His reference to the “ambiguities” remaining in the “peaceful nature” of Iran's program, affirmed that Moscow was reverting to the position held in its long argument with Washington that the military nature of Iran's nuclear program had never been proven, any more than its ambition to build an atom bomb.


 


No military program? So no problem


 


These comments led Russian foreign minister to conclude that the sanctions imposed against Iran were not only unjustified but ran contrary to the agreements signed by Moscow with both Washington and Tehran: “Pressure on Iran has exceeded beyond our agreements with our partners,” he said.


In keeping with his posture of denial, Lavrov predetermined the outcome of the proposed nuclear dialogue between the 5+1 group led by the US, and Iran with his next words: “We must stress that after the removal of existing ambiguities, Iran will enjoy equal rights with other members of the Non Proliferation Treaty.”

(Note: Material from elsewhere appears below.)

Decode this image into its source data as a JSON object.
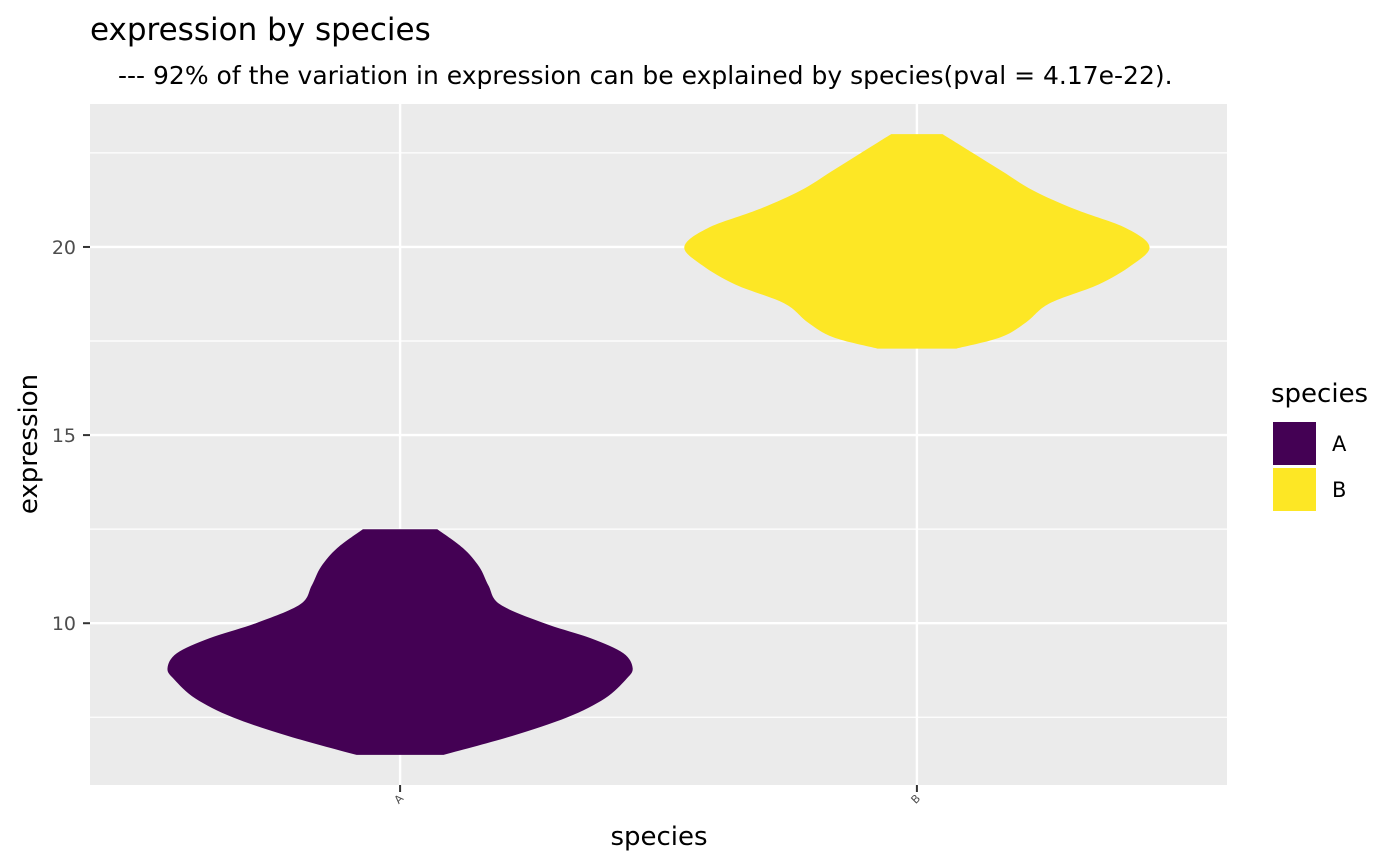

Lavrov clearly echoed Tehran's position that the West had no right to impose new restrictions on Iran, but was obliged rather to mend past injustices. Therefore, the parties engaging in talks with Iran would have no choice but to acknowledge the Islamic Republic as a nuclear power with exactly the same rights as the US, Russia, China, France and the UK.


In further comments, the Russian Foreign Minister disavowed any linkage between the planned US missile shield in East Europe and Iran’s drive for a nuclear bomb – taking issue with Obama's declaration in Prague that once the Iranian nuclear issue was resolved, the US would no longer need missiles in Europe.


Lavrov relegated the deployment of US missile systems in East Europe to the bilateral offensive strategic weapons accords between Russia and America dating from the Cold War. Having dismissed the possibility of the Islamic Republic running a nuclear weapons program, the Russian foreign minister saw no threat arising from ballistic missiles capable of delivering nuclear warheads from Iran to Europe.


DEBKA-Net-Weekly's Iranian sources report that Tehran never believed it could score so high against Washington even before negotiations got started. The Iranians have found they can push the Obama administration into accepting their nuclear program in its current form and, moreover, joining the ayatollahs in a protracted diplomatic dialogue that could go on for years, giving them ample time to build up an impressive arsenal of nuclear warheads.